How is the “China + 1 Strategy” playing out for domestic home textile players?
On the back of the Covid-19 situation, many brands are expected to reduce dependence on a single geography. India is expected to be a preferred partner due to availability of cotton, skilled labour, manufacturing capacities and capabilities. Also, the government support under “Atmanirbhar Bharat” has uplifted confidence of domestic manufacturers. The “China + 1” strategy has already started playing out in consumer durables and to some extent in the pharmaceutical sector. With India being the second largest home textile exporter after China, we expect domestic manufacturers to benefit for long term from this structural shift.
Do you foresee Retail consolidation in your main market of US? How will this benefit Indo Count?
We expect consolidation from many small retailers to few large retailers due to their higher financial capabilities and increased capacities to process larger orders. With this consolidation, companies with focused solutions and faster go to market approach will stand to gain market share. We believe, our strong relationships and higher capabilities with large retailers along with our significant investments in creating backend infrastructure, our credibility as consistent and innovative supplier partner to our customers across the globe will greatly enhance our positioning in the market.
What is your current duty structure and any additional government incentives excepted in near term?
Currently, incentive structure comprises of Duty drawback of 2.6% and Rebate of State and Central Levies and Taxes (RoSCTL) of 8.2%.

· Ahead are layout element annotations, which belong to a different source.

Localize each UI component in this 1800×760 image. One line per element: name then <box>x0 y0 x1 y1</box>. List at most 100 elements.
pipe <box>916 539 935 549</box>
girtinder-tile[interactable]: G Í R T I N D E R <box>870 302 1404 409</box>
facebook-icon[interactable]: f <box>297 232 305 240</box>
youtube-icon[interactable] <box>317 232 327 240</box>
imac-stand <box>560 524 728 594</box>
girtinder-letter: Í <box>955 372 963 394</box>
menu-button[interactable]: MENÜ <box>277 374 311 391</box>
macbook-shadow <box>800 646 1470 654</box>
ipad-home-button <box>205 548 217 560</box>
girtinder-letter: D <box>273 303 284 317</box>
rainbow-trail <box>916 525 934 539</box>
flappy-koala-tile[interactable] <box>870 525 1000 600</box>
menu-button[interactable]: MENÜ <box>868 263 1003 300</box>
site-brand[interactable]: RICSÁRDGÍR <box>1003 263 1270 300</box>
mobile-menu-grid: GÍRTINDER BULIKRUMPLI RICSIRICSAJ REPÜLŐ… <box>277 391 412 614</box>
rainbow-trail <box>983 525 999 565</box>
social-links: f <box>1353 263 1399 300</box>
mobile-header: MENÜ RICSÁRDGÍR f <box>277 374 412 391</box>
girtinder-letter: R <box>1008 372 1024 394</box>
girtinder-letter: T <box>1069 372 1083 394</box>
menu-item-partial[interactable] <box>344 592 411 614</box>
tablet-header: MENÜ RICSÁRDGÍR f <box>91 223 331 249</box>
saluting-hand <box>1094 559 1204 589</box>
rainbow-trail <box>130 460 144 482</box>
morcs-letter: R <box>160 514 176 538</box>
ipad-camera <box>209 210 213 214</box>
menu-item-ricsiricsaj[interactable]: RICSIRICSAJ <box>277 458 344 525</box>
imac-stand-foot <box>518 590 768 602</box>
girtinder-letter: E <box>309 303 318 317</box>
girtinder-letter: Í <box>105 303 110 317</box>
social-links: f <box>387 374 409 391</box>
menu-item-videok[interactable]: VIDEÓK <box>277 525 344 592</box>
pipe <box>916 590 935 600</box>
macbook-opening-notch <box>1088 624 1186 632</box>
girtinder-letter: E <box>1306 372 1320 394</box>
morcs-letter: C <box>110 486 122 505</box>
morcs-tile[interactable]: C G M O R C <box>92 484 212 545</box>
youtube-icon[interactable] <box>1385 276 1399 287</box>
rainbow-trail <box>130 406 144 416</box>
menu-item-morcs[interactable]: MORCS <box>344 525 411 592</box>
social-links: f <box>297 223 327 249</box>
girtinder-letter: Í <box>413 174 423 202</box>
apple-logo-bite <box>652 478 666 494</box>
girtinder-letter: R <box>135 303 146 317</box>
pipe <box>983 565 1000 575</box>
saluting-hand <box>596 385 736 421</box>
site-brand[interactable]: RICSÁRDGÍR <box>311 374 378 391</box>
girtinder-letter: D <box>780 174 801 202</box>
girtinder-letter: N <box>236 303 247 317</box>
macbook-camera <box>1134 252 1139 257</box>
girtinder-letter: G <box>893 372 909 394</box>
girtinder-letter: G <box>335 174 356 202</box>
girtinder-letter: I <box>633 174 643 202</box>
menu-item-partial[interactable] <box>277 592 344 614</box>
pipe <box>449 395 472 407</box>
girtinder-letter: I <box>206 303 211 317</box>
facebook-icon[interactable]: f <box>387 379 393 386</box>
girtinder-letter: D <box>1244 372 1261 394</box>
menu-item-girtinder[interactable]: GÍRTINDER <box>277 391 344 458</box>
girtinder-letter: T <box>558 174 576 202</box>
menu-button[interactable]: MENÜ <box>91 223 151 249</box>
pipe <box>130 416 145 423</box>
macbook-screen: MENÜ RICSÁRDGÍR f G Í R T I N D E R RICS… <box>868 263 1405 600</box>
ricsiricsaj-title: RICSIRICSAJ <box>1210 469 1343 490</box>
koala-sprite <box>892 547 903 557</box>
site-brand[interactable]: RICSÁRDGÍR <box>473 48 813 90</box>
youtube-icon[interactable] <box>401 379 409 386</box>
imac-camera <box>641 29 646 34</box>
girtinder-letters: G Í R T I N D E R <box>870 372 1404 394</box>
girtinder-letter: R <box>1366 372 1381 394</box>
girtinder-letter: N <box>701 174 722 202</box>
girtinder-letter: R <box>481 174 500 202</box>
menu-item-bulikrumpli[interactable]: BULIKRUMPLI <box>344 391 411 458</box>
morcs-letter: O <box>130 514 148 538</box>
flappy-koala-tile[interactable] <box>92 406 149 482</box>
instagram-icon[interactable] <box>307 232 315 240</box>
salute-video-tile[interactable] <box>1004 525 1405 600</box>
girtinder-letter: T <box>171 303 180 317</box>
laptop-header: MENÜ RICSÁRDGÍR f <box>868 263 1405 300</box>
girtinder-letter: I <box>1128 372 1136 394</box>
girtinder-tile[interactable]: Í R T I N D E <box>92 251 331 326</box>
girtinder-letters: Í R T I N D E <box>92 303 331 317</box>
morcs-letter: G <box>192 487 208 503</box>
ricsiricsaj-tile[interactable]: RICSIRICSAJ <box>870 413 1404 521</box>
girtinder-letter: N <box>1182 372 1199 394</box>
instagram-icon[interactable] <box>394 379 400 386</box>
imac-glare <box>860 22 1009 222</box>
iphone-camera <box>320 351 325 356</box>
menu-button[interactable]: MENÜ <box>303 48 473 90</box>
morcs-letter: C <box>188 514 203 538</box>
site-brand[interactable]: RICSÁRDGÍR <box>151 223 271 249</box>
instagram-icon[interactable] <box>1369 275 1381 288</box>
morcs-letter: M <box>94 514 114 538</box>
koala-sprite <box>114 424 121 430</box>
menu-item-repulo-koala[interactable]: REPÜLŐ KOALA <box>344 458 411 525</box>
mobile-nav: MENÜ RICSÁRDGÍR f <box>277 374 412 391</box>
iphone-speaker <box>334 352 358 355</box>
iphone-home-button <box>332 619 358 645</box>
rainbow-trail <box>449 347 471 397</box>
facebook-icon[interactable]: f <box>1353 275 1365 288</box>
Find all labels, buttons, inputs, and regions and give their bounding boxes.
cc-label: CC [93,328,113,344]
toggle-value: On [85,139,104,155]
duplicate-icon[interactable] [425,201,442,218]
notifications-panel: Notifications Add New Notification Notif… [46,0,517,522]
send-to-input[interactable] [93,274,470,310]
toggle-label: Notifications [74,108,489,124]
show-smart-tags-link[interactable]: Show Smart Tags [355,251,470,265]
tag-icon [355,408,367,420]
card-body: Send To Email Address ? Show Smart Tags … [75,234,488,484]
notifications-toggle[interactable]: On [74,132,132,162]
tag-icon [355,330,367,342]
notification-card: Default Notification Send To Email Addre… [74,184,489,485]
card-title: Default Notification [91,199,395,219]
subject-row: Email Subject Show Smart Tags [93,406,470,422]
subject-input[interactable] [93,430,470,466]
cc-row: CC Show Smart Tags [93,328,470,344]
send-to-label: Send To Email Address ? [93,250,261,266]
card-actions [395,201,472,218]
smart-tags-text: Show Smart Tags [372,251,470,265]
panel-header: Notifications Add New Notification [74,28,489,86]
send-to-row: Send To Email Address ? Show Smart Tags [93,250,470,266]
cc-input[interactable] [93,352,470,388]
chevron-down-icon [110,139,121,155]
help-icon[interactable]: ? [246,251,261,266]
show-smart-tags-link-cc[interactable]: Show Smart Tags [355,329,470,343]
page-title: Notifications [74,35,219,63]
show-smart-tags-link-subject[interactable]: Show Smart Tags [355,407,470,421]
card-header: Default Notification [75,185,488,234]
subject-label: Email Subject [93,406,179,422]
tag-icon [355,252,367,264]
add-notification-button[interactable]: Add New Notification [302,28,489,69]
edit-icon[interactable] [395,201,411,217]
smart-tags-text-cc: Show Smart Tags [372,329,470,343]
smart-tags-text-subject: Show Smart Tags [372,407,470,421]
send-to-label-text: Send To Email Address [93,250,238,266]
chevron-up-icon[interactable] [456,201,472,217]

The government is expected to announce Remission of Duties or Taxes on Export Products (RoDTEP) scheme which aims to reimburse the taxes and duties incurred by exporters such as local taxes, coal cess, mandi tax, electricity duties and fuel used for transportation, which are not exempted or refunded under any other existing scheme. The implementation of the scheme would make India a WTO-compliant exporter in the international market. However, since there is no notification from the government on the new scheme, it is early to comment now.
With your Net/Debt equity historically lowest at 0.06x , what are your plans on maintaining this ratio?
At Indo Count, on the back of continuous efforts, we have been able to reduce and repay our debt. We believe in sweating our exiting capacities and only then look for expansion plans. We have sufficient capacity for growth for FY22. We are currently on the drawing board to address and assess future capex plans.
Concerns related to second wave of Covid is visible in countries like US and Europe. What kind of impact has the second wave of Covid has had on your business?
Our customers are the big box retailers. Along with the in-store experience, these retailers are selling online or offering store pick-up to ensure safety of customers. We believe as people have now adopted to the new normal, the option to purchase online and offline has led to a new demand environment. These retailers follow a high level of disciple and safety measures for the overall wellbeing of their customers and employees. Despite higher restriction on movement of goods in certain regions, we don’t see any significant impact in our operations.
Your outlook on Cotton prices
Cotton prices recently bounced back following a steady fall driven by the pandemic’s effect. We expect cotton prices to remain steady from here. Our average Indian cotton procurement rate is around Rs.41,000 / Candy levels.